Students are now in a position to estimate earnings functions using the ALLBUS data and SHAZAM. During the next four sessions we start with a simple schooling function (explaining differentials in the log of earnings by different years of schooling) familiar to students from the labour market course. The model is estimated using data for full-time blue and white collar workers. We interpret the results produced by SHAZAM and compare them to the published results.
Next the model is augmented by the inclusion of an experience variable plus its squared value (i.e., a MINCER-function), and we discuss the consequences of inclusion of another relevant variable, and the inversely u-shaped experience-earnings profile familiar from the textbook. Afterwards, several variants of a "MINCER-plus type" model can be estimated that included further variables, e.g., hours worked, family status, number of children in the household, working in the public sector, dummy for white collar workers, information on unemployment periods in the past, etc..
Results may be compared, and related to theory and results from other studies.

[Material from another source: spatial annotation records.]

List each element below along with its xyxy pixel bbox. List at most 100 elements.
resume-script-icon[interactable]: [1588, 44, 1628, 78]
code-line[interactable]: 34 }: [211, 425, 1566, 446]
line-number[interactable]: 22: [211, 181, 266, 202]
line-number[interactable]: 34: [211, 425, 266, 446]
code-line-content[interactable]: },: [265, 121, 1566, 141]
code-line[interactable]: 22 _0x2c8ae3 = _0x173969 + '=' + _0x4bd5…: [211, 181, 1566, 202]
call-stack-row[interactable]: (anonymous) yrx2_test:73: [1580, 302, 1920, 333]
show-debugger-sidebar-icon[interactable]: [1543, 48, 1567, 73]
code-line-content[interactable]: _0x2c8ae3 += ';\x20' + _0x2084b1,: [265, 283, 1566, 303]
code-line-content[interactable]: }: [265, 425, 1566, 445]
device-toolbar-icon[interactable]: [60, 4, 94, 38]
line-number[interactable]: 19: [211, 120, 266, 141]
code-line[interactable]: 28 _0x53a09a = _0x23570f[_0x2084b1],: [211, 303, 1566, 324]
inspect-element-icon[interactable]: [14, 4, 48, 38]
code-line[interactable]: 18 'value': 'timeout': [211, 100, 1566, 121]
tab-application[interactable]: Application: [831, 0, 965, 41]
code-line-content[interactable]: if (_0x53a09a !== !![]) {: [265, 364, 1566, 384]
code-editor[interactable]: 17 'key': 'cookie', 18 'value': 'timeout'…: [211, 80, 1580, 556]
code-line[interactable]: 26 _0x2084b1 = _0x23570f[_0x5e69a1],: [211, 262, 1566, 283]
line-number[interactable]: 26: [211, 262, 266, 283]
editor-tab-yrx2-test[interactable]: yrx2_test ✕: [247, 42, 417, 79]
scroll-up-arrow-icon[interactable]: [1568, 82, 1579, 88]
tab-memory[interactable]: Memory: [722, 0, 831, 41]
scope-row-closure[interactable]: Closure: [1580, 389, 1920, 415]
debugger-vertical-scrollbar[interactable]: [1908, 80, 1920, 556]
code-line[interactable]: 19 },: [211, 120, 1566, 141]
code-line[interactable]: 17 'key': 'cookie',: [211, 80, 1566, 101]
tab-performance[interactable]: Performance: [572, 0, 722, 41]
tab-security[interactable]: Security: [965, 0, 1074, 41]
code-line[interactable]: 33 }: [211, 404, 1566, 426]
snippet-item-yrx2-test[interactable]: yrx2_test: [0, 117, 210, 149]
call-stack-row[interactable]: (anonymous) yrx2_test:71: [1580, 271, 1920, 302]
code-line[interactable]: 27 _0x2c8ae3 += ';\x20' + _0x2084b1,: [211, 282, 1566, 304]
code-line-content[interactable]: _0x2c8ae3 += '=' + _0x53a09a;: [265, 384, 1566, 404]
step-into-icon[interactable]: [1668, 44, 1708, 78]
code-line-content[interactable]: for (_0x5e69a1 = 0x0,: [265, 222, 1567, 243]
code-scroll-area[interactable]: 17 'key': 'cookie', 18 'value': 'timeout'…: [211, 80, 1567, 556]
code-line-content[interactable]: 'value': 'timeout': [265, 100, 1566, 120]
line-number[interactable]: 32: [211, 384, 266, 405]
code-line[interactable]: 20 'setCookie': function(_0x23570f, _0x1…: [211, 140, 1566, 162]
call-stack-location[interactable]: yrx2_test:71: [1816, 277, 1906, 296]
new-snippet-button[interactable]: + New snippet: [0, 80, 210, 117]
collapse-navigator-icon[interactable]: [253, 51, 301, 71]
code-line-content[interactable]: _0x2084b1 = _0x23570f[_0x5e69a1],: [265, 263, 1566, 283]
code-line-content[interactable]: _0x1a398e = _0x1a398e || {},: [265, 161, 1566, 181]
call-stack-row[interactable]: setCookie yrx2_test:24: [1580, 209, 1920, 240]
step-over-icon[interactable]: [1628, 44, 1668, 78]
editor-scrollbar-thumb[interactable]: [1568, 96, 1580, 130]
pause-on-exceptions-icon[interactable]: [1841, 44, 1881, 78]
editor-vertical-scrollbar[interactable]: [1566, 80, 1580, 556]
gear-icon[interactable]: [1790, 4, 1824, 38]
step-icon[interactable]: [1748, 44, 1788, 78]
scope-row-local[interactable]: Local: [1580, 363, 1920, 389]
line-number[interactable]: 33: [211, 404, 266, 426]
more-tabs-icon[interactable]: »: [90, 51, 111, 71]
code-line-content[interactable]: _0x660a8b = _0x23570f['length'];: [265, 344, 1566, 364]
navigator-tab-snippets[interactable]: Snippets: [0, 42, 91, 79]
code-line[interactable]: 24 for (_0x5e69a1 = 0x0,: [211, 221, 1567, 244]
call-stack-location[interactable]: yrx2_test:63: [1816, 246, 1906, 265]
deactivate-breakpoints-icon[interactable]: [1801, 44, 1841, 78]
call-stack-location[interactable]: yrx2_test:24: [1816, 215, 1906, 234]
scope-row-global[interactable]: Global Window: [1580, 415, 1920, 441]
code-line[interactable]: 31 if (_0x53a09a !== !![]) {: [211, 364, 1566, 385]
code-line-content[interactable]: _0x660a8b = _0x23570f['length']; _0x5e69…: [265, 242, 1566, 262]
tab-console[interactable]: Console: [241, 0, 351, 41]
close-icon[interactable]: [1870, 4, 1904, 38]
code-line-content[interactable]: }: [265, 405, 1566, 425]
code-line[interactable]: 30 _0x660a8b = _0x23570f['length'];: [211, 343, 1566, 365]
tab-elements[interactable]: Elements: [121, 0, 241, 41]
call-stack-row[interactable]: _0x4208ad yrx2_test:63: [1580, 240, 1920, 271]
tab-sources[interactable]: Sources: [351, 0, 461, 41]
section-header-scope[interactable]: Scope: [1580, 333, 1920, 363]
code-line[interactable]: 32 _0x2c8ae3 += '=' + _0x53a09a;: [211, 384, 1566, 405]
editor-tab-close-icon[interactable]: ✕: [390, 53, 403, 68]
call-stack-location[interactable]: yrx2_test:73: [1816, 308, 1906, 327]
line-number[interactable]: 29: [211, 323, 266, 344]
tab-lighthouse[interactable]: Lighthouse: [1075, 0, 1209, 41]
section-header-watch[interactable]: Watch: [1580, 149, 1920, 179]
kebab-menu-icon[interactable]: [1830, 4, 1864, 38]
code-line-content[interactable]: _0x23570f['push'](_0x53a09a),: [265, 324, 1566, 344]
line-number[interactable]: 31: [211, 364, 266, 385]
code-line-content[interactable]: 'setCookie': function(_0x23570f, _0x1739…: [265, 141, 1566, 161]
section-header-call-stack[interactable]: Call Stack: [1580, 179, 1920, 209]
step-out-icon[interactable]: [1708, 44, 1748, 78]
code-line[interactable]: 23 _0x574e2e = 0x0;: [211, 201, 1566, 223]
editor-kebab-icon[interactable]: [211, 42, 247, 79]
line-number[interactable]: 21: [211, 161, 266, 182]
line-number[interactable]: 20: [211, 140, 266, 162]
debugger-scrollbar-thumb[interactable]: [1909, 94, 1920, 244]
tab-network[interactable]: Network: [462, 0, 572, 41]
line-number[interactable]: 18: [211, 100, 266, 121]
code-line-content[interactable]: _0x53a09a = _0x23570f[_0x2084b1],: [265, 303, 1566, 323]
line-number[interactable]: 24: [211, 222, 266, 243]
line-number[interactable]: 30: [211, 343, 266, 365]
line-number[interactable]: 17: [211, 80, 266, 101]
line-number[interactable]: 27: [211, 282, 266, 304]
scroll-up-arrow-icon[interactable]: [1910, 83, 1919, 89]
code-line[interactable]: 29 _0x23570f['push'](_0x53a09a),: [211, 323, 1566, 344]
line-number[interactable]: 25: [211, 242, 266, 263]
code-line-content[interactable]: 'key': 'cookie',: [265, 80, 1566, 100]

We end up with a "preferred specification", and use the results from this model to compute expected incomes for various types of workers to see how much it pays (or costs) to have one more year of schooling, to get married, to work in the public sector, etc.
The last session is a look back and a look ahead, i.e., a summary of what has been done in the course, and a sketch of what else could be done in a longer course - industry and regional wage differentials, compensating wage differentials for unpleasant and hazardous jobs, male/female wage differentials, problems of testing for the correct model specification, problems related to extreme observations and robust estimators, etc. Here the central aim is to warn students to start empirical work on their own straight ahead without taking an econometrics course before, and to motivate them to do this.
My experience with this course is quite positive: Many students get some kind of "feeling" for how empirical researchis done, how fragile the results often are, and that published results should be interpreted carefully unless they are replicated with various data sets and models. Some of them, hopefully, are even motivated to eventually do their own empirical research as part of their diploma thesis. Therefore, I recommend to colleagues to try a similar course: given todays cheap powerful PCs, easily available real world public use micro data sets, and easy-to-handle econometrics software, empirical economics should no longer consist solely of reading what others did - it should be learning by doing, too.